Spectropolarimetry reveals that core-collapse supernovae are generally aspherical, with the degree of asphericity linked to the progenitor's hydrogen envelope mass, indicating asymmetric explosion mechanisms.

Contribution

This paper reviews the use of spectropolarimetry to study supernova geometry and highlights the correlation between envelope loss and increased asphericity in core-collapse supernovae.

Findings

Asphericity is common in young core-collapse supernovae.

Progenitors with larger hydrogen envelopes show lower polarization.

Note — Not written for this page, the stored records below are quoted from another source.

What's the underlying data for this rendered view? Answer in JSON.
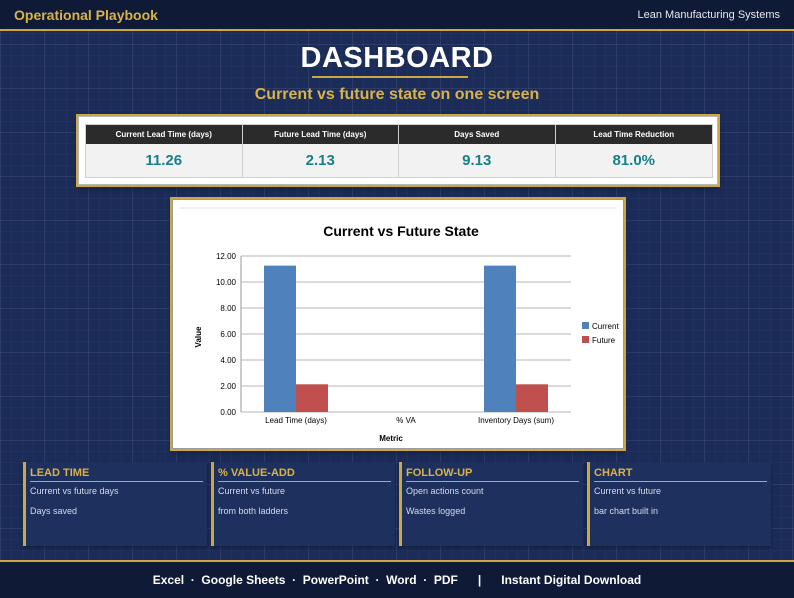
{
  "header": {
    "brand": "Operational Playbook",
    "sub_brand": "Lean Manufacturing Systems"
  },
  "page": {
    "title": "DASHBOARD",
    "subtitle": "Current vs future state on one screen"
  },
  "kpis": [
    {
      "label": "Current Lead Time (days)",
      "value": "11.26"
    },
    {
      "label": "Future Lead Time (days)",
      "value": "2.13"
    },
    {
      "label": "Days Saved",
      "value": "9.13"
    },
    {
      "label": "Lead Time Reduction",
      "value": "81.0%"
    }
  ],
  "chart_data": {
    "type": "bar",
    "title": "Current vs Future State",
    "xlabel": "Metric",
    "ylabel": "Value",
    "categories": [
      "Lead Time (days)",
      "% VA",
      "Inventory Days (sum)"
    ],
    "series": [
      {
        "name": "Current",
        "values": [
          11.26,
          0,
          11.26
        ],
        "color": "#4f81bd"
      },
      {
        "name": "Future",
        "values": [
          2.13,
          0,
          2.13
        ],
        "color": "#c0504d"
      }
    ],
    "ylim": [
      0,
      12
    ],
    "yticks": [
      "0.00",
      "2.00",
      "4.00",
      "6.00",
      "8.00",
      "10.00",
      "12.00"
    ],
    "grid": true,
    "legend": "right"
  },
  "info_cards": [
    {
      "title": "LEAD TIME",
      "line1": "Current vs future days",
      "line2": "Days saved"
    },
    {
      "title": "% VALUE-ADD",
      "line1": "Current vs future",
      "line2": "from both ladders"
    },
    {
      "title": "FOLLOW-UP",
      "line1": "Open actions count",
      "line2": "Wastes logged"
    },
    {
      "title": "CHART",
      "line1": "Current vs future",
      "line2": "bar chart built in"
    }
  ],
  "footer": {
    "text": "Excel  ·  Google Sheets  ·  PowerPoint  ·  Word  ·  PDF      |      Instant Digital Download"
  },
  "colors": {
    "accent_gold": "#c9a845",
    "background": "#1c2c58",
    "kpi_value": "#17808a"
  }
}
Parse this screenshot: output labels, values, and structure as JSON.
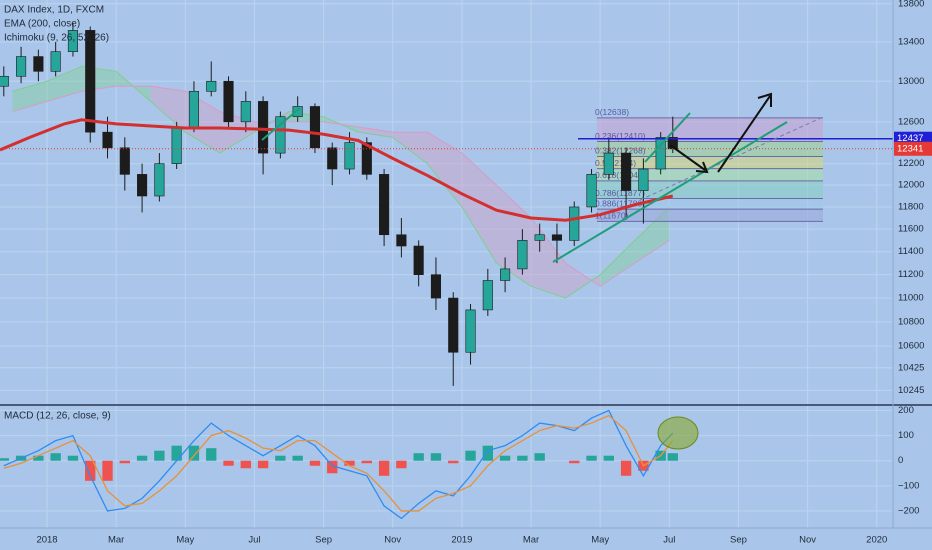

Greater asphericity is observed in supernovae with lost or absent hydrogen/helium layers.

Abstract

We briefly review the young field of spectropolarimetry of core-collapse supernovae (SNe). Spectropolarimetry provides the only direct known probe of early-time supernova (SN) geometry. The fundamental result is that asphericity is a ubiquitous feature of young core-collapse SNe. However, the nature and degree of the asphericity vary considerably. The best predictor of core-collapse SN polarization seems to be the mass of the hydrogen envelope that is intact at the time of the explosion: those SNe that arise from progenitors with large, intact envelopes (e.g., Type II-plateau) have very low polarization, while those that result from progenitors that have lost part (SN IIb, SN IIn) or all (SN Ib) of their hydrogen (or even helium; SN Ic) layers prior to the explosion tend to show substantial polarization. Thus, the deeper we probe into core-collapse events, the greater the asphericity seems to be, suggesting a fundamentally asymmetric explosion with the asymmetry damped by the addition of envelope material.